Council officials had initially set a special meeting about the dispute between Mayor Kevin Kennedy’s administration and Ubaldi for March 10. A super majority of at least a 5-2 margin would be required to remove Ubaldi; however, Ubaldi sought a continuance to give himself and his attorney, Jay R. Carson, additional time to consider how to present his side of the dispute on how the Civil Service chief has handled his post.

“When we’ve had potential layoffs involved with the Civil Service Commission, we’ve had at least a month’s notice,” Ubaldi said. “I just had a few days from when I was notified of the suspension to the initial date of the meeting. Although I believe that I have acted properly and that we could have presented my case, we felt it best to seek additional time to do so.”

Kennedy and Law Director Michael Gareau Jr. are alleging Ubaldi has committed malfeasance and misfeasance in office. In a legal opinion issued earlier this month, Gareau contends Ubaldi exceeded his jurisdiction and authority in leading the Civil Service into setting a date for a new police chief’s exam to replace the retiring Wayne Wozniak.

Gareau said Ubaldi ignored repeated advice by Assistant Law Director Bryan O’Malley that a test date could not be set until a specific retirement date was tendered by Wozniak. A previous letter by Wozniak establishing a time window of late April to early May was not enough, and having a chief’s test set with only that could leave the city open to lawsuits and other potential actions by chief’s candidates.

Ubaldi, in turn, contends he has followed proper state and city civil service guidelines in setting the test date and then attempting to post it. He said the earlier information was sufficient to merit setting a test date, adding that common sense would have the Civil Service Commission begin the process of preparing to replace Wozniak. He also has noted that it’s possible that his objections to an administration-backed charter review proposal that failed at the polls last year, as well as his opposition to administration plans to possible chief’s candidates from outside the North Olmsted Police Department, have prompted Kennedy to try and oust him. Kennedy has disputed those allegations, reiterating allegations that Ubaldi exceeded his authority in trying to set the test date.

Gareau said Saturday the administration has no problem with the continuance.

“That’s well within guidelines and procedure for this type of matter,” he said. “It’s not uncommon in this type of case for someone to seek and be granted a continuance. We’ll be ready to proceed on the 22nd.”

City Council President Duane Limpert said granting the continuance was appropriate.

“Considering the seriousness of the matter, we felt it reasonable to grant the request by Mr. Ubaldi to seek adequate time to prepare himself for presenting his side of this,” Limpert said.

Wozniak, who just returned from a vacation, said his intention was never to cause problems when he began the process of preparing for his retirement.

“I never anticipated anything like this,” he said. “My intent has been to set up an orderly procedure where we could set up the process and have an orderly line of succession in the department where I could work with the new chief before I leave.”

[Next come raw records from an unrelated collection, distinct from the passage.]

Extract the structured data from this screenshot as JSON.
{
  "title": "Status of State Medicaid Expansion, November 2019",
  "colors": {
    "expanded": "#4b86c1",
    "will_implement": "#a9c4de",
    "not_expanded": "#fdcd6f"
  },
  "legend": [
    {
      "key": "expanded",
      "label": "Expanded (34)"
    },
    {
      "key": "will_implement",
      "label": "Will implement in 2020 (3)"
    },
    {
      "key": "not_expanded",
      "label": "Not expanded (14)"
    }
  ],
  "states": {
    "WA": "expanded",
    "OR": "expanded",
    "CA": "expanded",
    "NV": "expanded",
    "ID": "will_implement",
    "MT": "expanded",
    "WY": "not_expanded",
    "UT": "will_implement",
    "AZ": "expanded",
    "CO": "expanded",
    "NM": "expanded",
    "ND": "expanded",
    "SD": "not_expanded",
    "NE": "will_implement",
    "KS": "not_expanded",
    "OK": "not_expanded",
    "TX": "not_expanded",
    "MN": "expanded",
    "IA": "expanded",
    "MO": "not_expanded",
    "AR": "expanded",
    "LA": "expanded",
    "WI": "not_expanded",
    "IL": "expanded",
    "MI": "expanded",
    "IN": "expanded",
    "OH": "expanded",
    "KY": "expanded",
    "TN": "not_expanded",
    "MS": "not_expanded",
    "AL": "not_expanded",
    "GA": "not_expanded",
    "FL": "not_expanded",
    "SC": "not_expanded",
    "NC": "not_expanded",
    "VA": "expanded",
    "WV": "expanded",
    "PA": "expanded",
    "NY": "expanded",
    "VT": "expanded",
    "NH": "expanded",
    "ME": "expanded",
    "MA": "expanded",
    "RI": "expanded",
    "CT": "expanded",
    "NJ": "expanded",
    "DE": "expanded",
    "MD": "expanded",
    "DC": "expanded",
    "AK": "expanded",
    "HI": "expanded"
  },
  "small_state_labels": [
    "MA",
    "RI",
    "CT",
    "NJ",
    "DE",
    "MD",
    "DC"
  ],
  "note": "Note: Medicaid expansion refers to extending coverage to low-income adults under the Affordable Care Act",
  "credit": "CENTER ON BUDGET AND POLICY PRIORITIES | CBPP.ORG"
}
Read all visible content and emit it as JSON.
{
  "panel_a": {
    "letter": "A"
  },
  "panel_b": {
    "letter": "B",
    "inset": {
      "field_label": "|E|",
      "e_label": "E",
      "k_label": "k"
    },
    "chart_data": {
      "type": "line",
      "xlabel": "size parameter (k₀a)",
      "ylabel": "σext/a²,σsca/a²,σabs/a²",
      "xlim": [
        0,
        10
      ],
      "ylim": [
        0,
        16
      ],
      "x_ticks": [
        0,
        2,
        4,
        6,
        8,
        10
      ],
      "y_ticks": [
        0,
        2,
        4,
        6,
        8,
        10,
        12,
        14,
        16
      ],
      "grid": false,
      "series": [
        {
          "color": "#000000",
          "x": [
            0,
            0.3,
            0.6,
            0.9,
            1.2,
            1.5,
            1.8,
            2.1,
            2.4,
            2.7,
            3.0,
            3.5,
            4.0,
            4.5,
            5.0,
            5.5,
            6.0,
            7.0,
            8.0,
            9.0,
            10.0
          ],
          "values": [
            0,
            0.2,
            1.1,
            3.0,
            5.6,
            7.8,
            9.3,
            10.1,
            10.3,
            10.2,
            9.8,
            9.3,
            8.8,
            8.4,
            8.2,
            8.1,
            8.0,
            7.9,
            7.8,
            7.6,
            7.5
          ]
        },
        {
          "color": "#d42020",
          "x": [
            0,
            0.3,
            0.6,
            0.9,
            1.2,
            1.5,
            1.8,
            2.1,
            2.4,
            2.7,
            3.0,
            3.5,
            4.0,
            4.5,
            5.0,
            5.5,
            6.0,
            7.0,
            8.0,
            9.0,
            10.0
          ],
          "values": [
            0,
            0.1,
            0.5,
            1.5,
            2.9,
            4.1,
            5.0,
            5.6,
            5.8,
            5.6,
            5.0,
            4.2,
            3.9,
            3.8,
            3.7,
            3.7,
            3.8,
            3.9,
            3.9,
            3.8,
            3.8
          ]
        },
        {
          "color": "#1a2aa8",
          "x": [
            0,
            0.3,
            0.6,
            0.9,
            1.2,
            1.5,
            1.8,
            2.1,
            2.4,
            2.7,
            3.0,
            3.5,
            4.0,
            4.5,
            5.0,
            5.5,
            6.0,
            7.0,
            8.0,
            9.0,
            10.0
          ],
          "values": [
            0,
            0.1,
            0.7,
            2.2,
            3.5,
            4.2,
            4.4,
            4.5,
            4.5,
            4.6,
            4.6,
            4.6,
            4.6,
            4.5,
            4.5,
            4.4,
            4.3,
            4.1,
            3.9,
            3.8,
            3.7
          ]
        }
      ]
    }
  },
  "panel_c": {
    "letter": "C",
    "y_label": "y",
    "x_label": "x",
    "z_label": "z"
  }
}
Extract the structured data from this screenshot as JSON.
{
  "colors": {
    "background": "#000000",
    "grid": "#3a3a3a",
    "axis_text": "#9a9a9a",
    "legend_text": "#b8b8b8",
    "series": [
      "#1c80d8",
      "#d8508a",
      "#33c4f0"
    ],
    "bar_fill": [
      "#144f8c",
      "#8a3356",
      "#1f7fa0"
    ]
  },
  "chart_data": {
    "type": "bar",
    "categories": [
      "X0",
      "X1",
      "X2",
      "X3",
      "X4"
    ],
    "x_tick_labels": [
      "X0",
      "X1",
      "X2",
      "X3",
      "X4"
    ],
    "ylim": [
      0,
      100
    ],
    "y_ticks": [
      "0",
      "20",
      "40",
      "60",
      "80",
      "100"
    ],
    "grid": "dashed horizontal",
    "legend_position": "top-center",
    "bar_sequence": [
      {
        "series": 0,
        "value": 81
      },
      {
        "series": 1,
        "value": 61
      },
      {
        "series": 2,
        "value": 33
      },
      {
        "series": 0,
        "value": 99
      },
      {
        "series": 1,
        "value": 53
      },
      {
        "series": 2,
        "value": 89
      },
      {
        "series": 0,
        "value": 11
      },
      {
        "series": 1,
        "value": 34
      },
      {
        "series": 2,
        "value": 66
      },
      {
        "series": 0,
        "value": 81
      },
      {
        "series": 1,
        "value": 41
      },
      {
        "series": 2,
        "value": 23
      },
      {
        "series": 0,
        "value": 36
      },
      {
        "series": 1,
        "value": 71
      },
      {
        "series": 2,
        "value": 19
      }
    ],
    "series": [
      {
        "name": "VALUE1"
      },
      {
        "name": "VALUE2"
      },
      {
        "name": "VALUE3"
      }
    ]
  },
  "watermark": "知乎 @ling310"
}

Lt. Mike Kilbane, who represents the city police supervisor’s union and is a candidate for the chief’s post, said officers want a fair process in selecting a chief.

“All we’ve sought is a level playing field,” he said. “We’re looking for a process which will help us have an orderly process in determining the succession of the current chief.”

Fire Union President Dave Boatman said that group is monitoring the situation.

“We’re not involved directly, but we are affected by Civil Service,” he said. “We’ve always found Ubaldi to be fair. We haven’t agreed with every decision he’s made, but we’ve found him to be thorough and fair in how he considers everything. We hope for a fair resolution to this matter.”